When required_body_regions is specified in a custom model's YAML, the pipeline checks eligibility before running inference. If the required region is missing:

  • Default behavior (body_region_qc_block_missing: true): The model is skipped with a warning logged. The sentinel file records which models were skipped.
  • Warning-only (body_region_qc_block_missing: false): A warning is logged but inference proceeds anyway.
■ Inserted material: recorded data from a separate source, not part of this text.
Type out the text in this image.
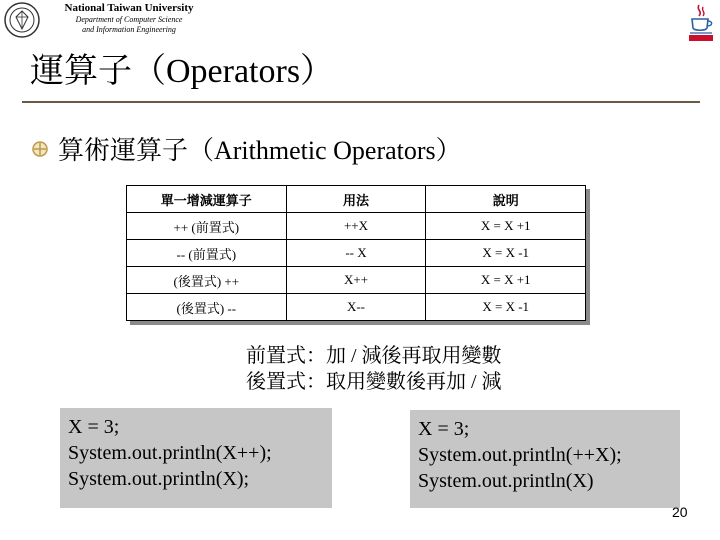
National Taiwan University
Department of Computer Science
and Information Engineering
運算子（Operators）
算術運算子（Arithmetic Operators）
單一增減運算子	用法	說明
++ (前置式)	++X	X = X +1
-- (前置式)	-- X	X = X -1
(後置式) ++	X++	X = X +1
(後置式) --	X--	X = X -1
前置式：加 / 減後再取用變數
後置式：取用變數後再加 / 減
X = 3;
System.out.println(X++);
System.out.println(X);
X = 3;
System.out.println(++X);
System.out.println(X)
20
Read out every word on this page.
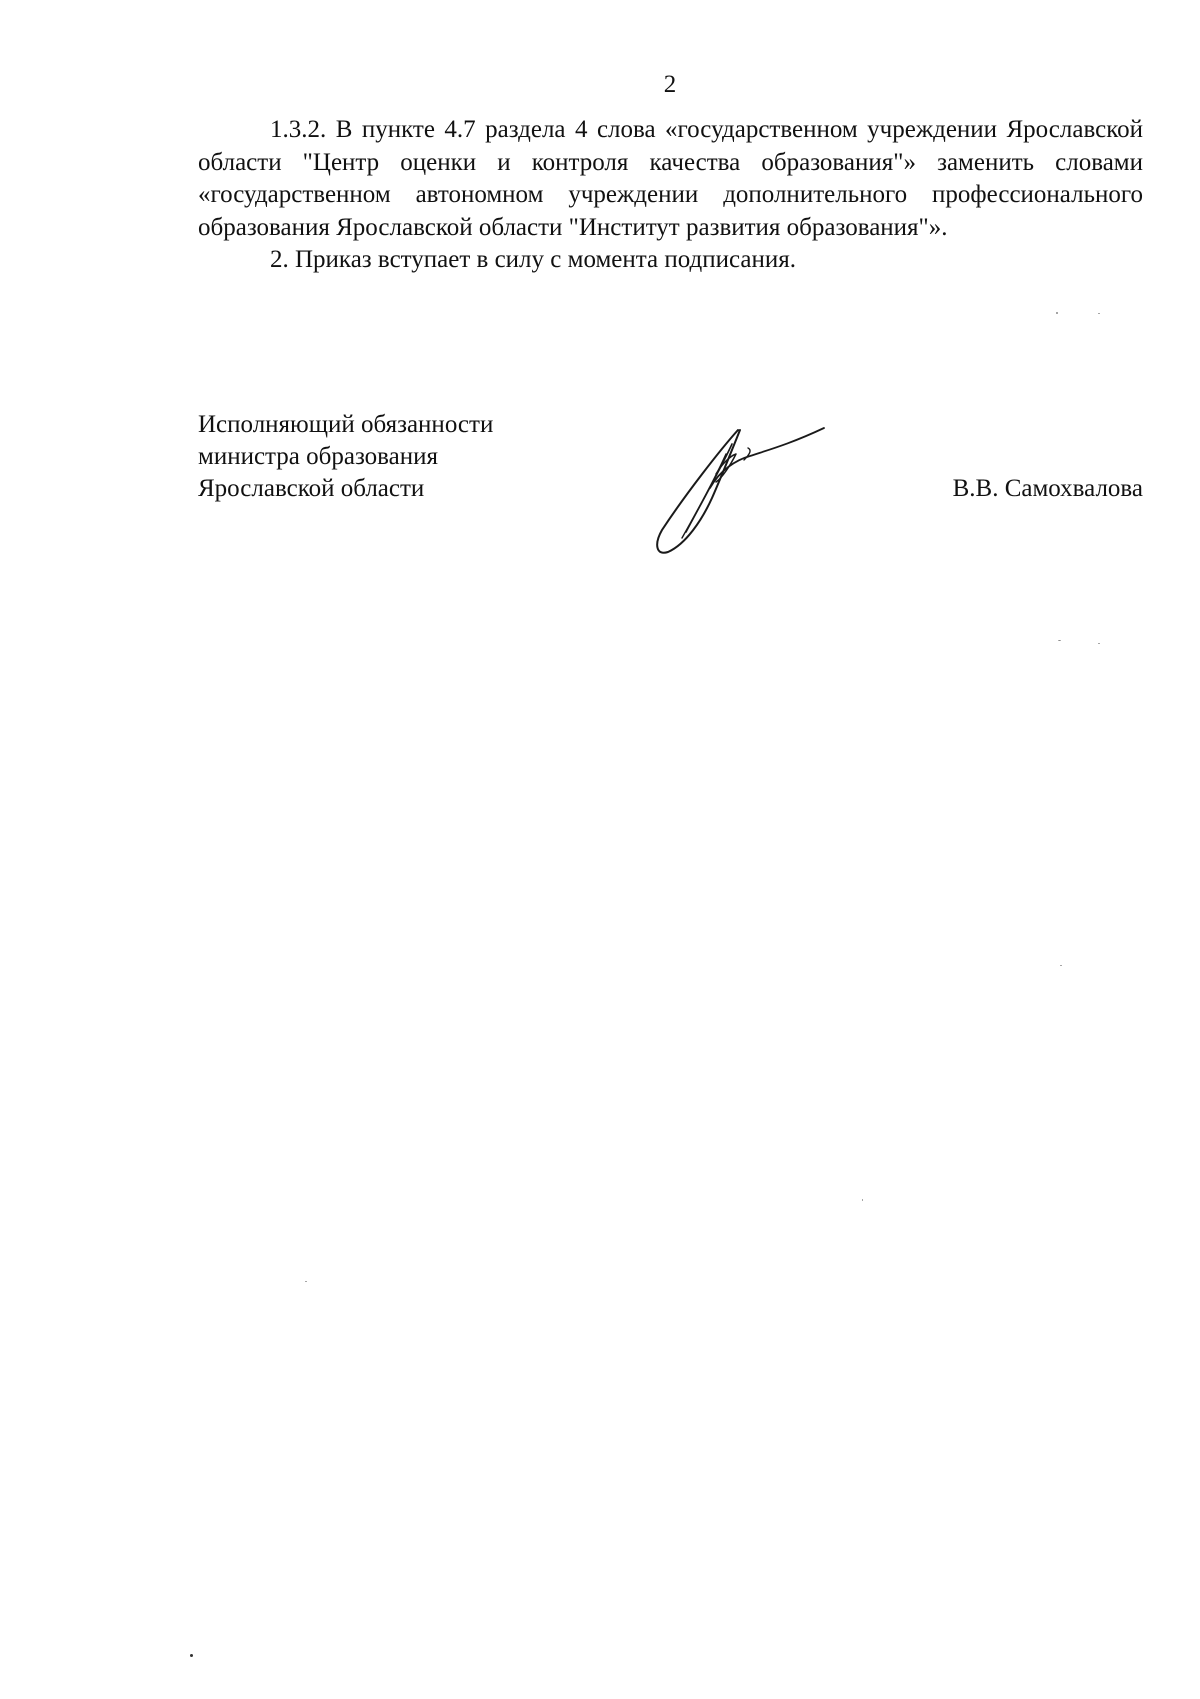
2

1.3.2. В пункте 4.7 раздела 4 слова «государственном учреждении Ярославской области "Центр оценки и контроля качества образования"» заменить словами «государственном автономном учреждении дополнительного профессионального образования Ярославской области "Институт развития образования"».

2. Приказ вступает в силу с момента подписания.

Исполняющий обязанности
министра образования
Ярославской области	В.В. Самохвалова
This prevents running cardiac segmentation models on head CTs, head/neck models on pelvis CTs, etc., avoiding wasted GPU time and invalid outputs.

Configuration

Model region requirements can also be set globally in config.yaml:

model_region_requirements:
  cardiac_STOPSTORM:
    required_regions: [THORAX]
    min_confidence: 0.6
  heartchambers_highres:
    required_regions: [THORAX]
    min_confidence: 0.5
  head_neck_oar:
    required_regions: [HEAD_NECK]
    min_confidence: 0.5

body_region_qc_block_missing: true  # true = block, false = warn only

Requirements in custom_model.yaml take precedence over config.yaml for that model. Models without any requirements (either in YAML or config) run on all CT scans.